The bright side: An independent developer can build a powerful tool, attract millions of users in weeks, and rally a global community. OpenClaw proves AI agents aren’t just for big companies — anyone can build and use them.
The dark side: Scaling too fast without a solid security foundation has serious consequences. 42,900 exposed servers, 341 malicious skills, and thousands of users at risk of data theft. It’s a costly lesson that "move fast and break things" isn’t always right.

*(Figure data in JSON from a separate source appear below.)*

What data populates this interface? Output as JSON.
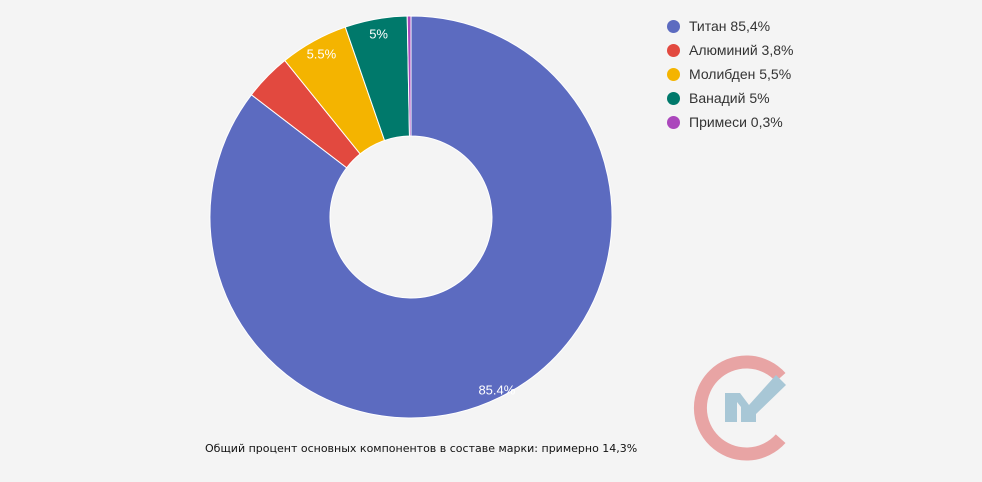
{
  "chart_data": {
    "type": "pie",
    "donut": true,
    "title": "",
    "categories": [
      "Титан",
      "Алюминий",
      "Молибден",
      "Ванадий",
      "Примеси"
    ],
    "values": [
      85.4,
      3.8,
      5.5,
      5,
      0.3
    ],
    "slice_labels": [
      "85.4%",
      "",
      "5.5%",
      "5%",
      ""
    ],
    "colors": [
      "#5c6bc0",
      "#e2493f",
      "#f4b400",
      "#00796b",
      "#ab47bc"
    ],
    "start_angle_deg": 0,
    "direction": "clockwise",
    "legend_position": "top-right",
    "legend": [
      {
        "label": "Титан 85,4%",
        "color": "#5c6bc0"
      },
      {
        "label": "Алюминий 3,8%",
        "color": "#e2493f"
      },
      {
        "label": "Молибден 5,5%",
        "color": "#f4b400"
      },
      {
        "label": "Ванадий 5%",
        "color": "#00796b"
      },
      {
        "label": "Примеси 0,3%",
        "color": "#ab47bc"
      }
    ]
  },
  "caption": "Общий процент основных компонентов в составе марки: примерно 14,3%",
  "logo": {
    "icon": "cm-logo-icon",
    "colors": {
      "ring": "#e8a4a4",
      "mark": "#a8c7d6"
    }
  }
}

Lessons for the community:
Security must be the top priority: You can’t "patch later" once you have millions of users
Open-source isn’t automatically safe: You need review processes, testing, and security audits
Marketplaces require moderation: You can’t leave users solely responsible for what they install
Education matters: Users should understand risks and how to configure safely
The future of OpenClaw: The project is still growing rapidly. The team has learned hard lessons and is prioritizing security. With an ambitious 2026 roadmap, OpenClaw could become a leading AI agent platform — if it can rebuild trust and strengthen security.
Final advice: If you want to try OpenClaw, start with version 0.5.0 or later, read the security guide carefully, and NEVER expose it to the public internet. Use it as a powerful but dangerous tool — like a sharp knife: extremely useful when used correctly, but harmful if handled carelessly.